In another documented case, a family was given more than $2,200 and sent from Tulare County in California's Central Valley to Las Vegas this year to start a new life through the MOVE program. The payment was broken down to pay for travel expenses, the first month's rent and apartment and utility deposits along with a stipend for food and living expenses. The family was asked to contribute its food stamps and its Temporary Assistance for Needy Families (TANF) check.
Regional MOVE Coordinator Karen Davidson said the fact only one family from Tulare County used the program to move to Southern Nevada so far this year proves there's no scandal.

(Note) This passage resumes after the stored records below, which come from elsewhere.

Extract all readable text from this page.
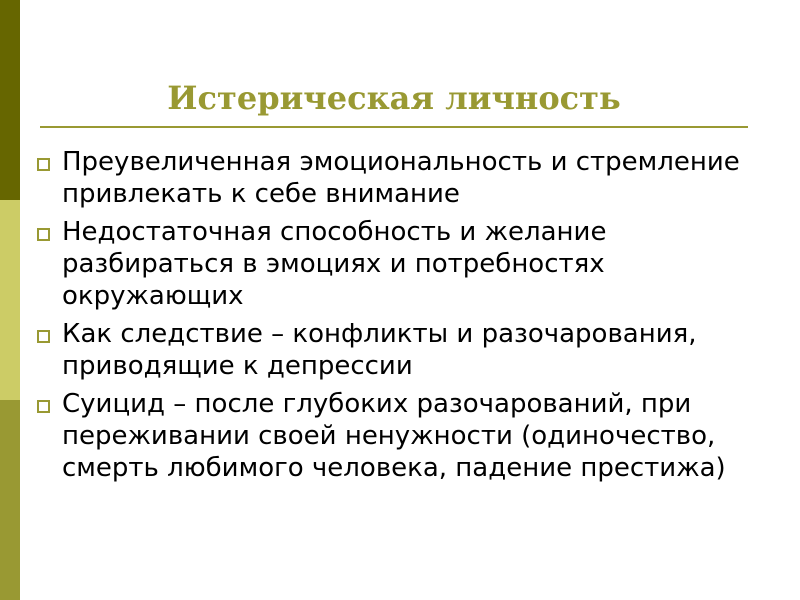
Истерическая личность
Преувеличенная эмоциональность и стремление привлекать к себе внимание
Недостаточная способность и желание разбираться в эмоциях и потребностях окружающих
Как следствие – конфликты и разочарования, приводящие к депрессии
Суицид – после глубоких разочарований, при переживании своей ненужности (одиночество, смерть любимого человека, падение престижа)
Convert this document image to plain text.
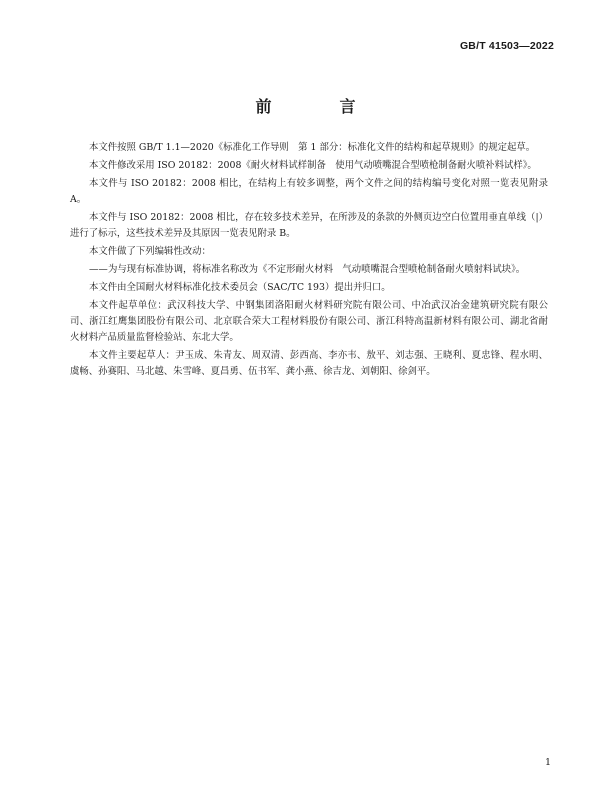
GB/T 41503—2022
前　言

本文件按照 GB/T 1.1—2020《标准化工作导则　第 1 部分：标准化文件的结构和起草规则》的规定起草。

本文件修改采用 ISO 20182：2008《耐火材料试样制备　使用气动喷嘴混合型喷枪制备耐火喷补料试样》。

本文件与 ISO 20182：2008 相比，在结构上有较多调整，两个文件之间的结构编号变化对照一览表见附录 A。

本文件与 ISO 20182：2008 相比，存在较多技术差异，在所涉及的条款的外侧页边空白位置用垂直单线（|）进行了标示，这些技术差异及其原因一览表见附录 B。

本文件做了下列编辑性改动：

——为与现有标准协调，将标准名称改为《不定形耐火材料　气动喷嘴混合型喷枪制备耐火喷射料试块》。

本文件由全国耐火材料标准化技术委员会（SAC/TC 193）提出并归口。

本文件起草单位：武汉科技大学、中钢集团洛阳耐火材料研究院有限公司、中冶武汉冶金建筑研究院有限公司、浙江红鹰集团股份有限公司、北京联合荣大工程材料股份有限公司、浙江科特高温新材料有限公司、湖北省耐火材料产品质量监督检验站、东北大学。

本文件主要起草人：尹玉成、朱青友、周双清、彭西高、李亦韦、敖平、刘志强、王晓利、夏忠锋、程水明、虞畅、孙赛阳、马北越、朱雪峰、夏昌勇、伍书军、龚小燕、徐吉龙、刘朝阳、徐剑平。

1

Since 2005, she counted only 16 families that were sent to Southern Nevada, although she admitted the figures were substantially higher in previous years.
While MOVE is marketed as an employment assistance program, it also acts as a relief valve for stressed social service and education systems in Tulare County, which in recent years has had one of the highest unemployment rates in the country. It also has a high rate of poverty, Davidson says. Not only is Tulare County relieving itself of welfare recipients, it saves precious education dollars and classroom space when the children of those recipients leave the public school system and are added to the burgeoning rolls of the Clark County School District.
Not surprisingly, Davidson doesn't see it that way.
"I really don't think it's that much of an impact," Davidson says.
In Tulare County alone, more than 1,339 adult public assistance recipients and their families have used the MOVE program in its 10-year existence. Other California counties embraced the program earlier in the decade, but most discontinued it for budget reasons, Davidson says, adding that MOVE has many success stories.
Although participants in the program must maintain contact with a "job developer" for a minimum of six months following the move, there's no guarantee employment will be found or maintained.
The MOVE Web site notes that qualified participants will receive "job search assistance," "cost of living, budgeting, and goal setting" advice, housing, school, and child care information, and everything from the weather outlook to crime statistics and recreation opportunities in their new area.
They are also told how to access "community resources" such as medical care, low-cost housing, and other social services. They even receive packing and moving tips.
With a couple thousand dollars in their pockets, participants receive more than a tank of gasoline and a map. A California county lessens its burden and increases the stress on Nevada's strained welfare system.
On the front line, Nevada welfare sources say they're well aware of what they call "dumping" from other states, and MOVE isn't the only program involved. It appears that knowledge might not have passed up the line to management.
In a recent e-mail exchange, Nevada Division of Welfare and Supportive Services Administrator Nancy Ford said the agency had no information on job-seeking welfare recipients being sent to Southern Nevada. In a follow-up interview, Ford explained that social service agencies often have jobs programs that can send participants out of state, but only with secured employment.
"It's inappropriate to send a family out of state unless they have a viable job opportunity," Ford says. "You've disrupted the family and their situation without going to anything that's going to be more stable for them."
In a recent e-mail on the subject Ford wrote, "If this was a concern the Division would advance conversation with the appropriate state and federal agency overseeing the program."
With Nevada's social service system more stressed than ever, it's time to start that conversation.